Untuk ketiga kalinya sejak tahun 2019, PM Prayuth Chan-O-cha lolos dari mosi tidak percaya di parlemen. Demonstran langsung menyambut dengan aksi turun ke jalan di jantung kota Bangkok.
Oleh
Fransisca Romana Ninik
·3 menit baca
Situasi politik di Thailand memanas setelah Perdana Menteri Prayuth Chan-O-cha berhasil lolos dari mosi tidak percaya di parlemen. Pengunjuk rasa, dalam kemarahan mereka, berjalan di bawah guyuran hujan deras, Sabtu (4/9/2021), di jantung komersial Bangkok.

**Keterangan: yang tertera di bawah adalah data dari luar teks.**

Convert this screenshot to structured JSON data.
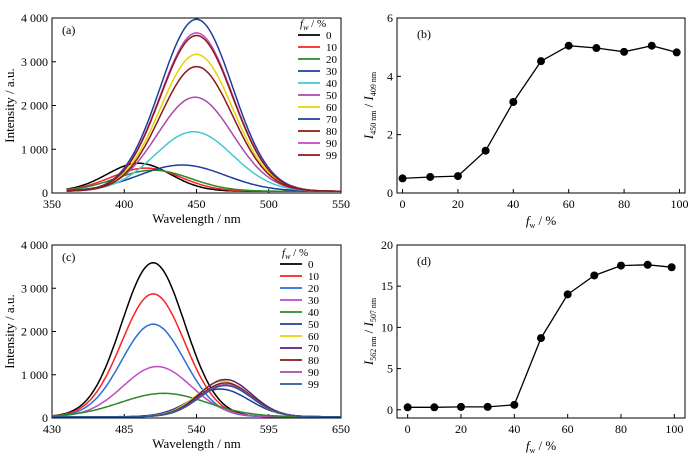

Membawa bendera merah, mereka meneriakkan seruan agar pemerintahan dibubarkan. ”Jika keadaan baik-baik saja, kenapa kami protes?” ujar seorang pengunjuk rasa.
Selama sepekan terakhir, suara para demonstran semakin terdengar menuntut Prayuth mundur. Buruknya penanganan pemerintah atas pandemi Covid-19 yang berimbas pada merosotnya perekonomian menjadi alasan utama tuntutan tersebut. Hingga saat ini, infeksi di Thailand 1,2 juta kasus dengan korban meninggal 12.000 orang.
Lambannya vaksinasi memperburuk keadaan. Thailand tidak turut dalam skema distribusi vaksin melalui mekanisme Covax. Performa ekonomi Thailand dinilai paling buruk sejak krisis finansial yang melanda Asia tahun 1997.
Barangkali protes terbaru ini adalah bentuk kegemasan lantaran Prayuth lolos mosi tidak percaya di parlemen untuk ketiga kalinya sejak diinisiasi tahun 2019. Prayut mulai berkuasa tahun 2014 saat berhasil melancarkan kudeta atas pemerintahan terpilih. Dia terus berkuasa sampai dipilih sebagai perdana menteri dan memimpin pemerintahan koalisi dalam pemilu tahun 2019.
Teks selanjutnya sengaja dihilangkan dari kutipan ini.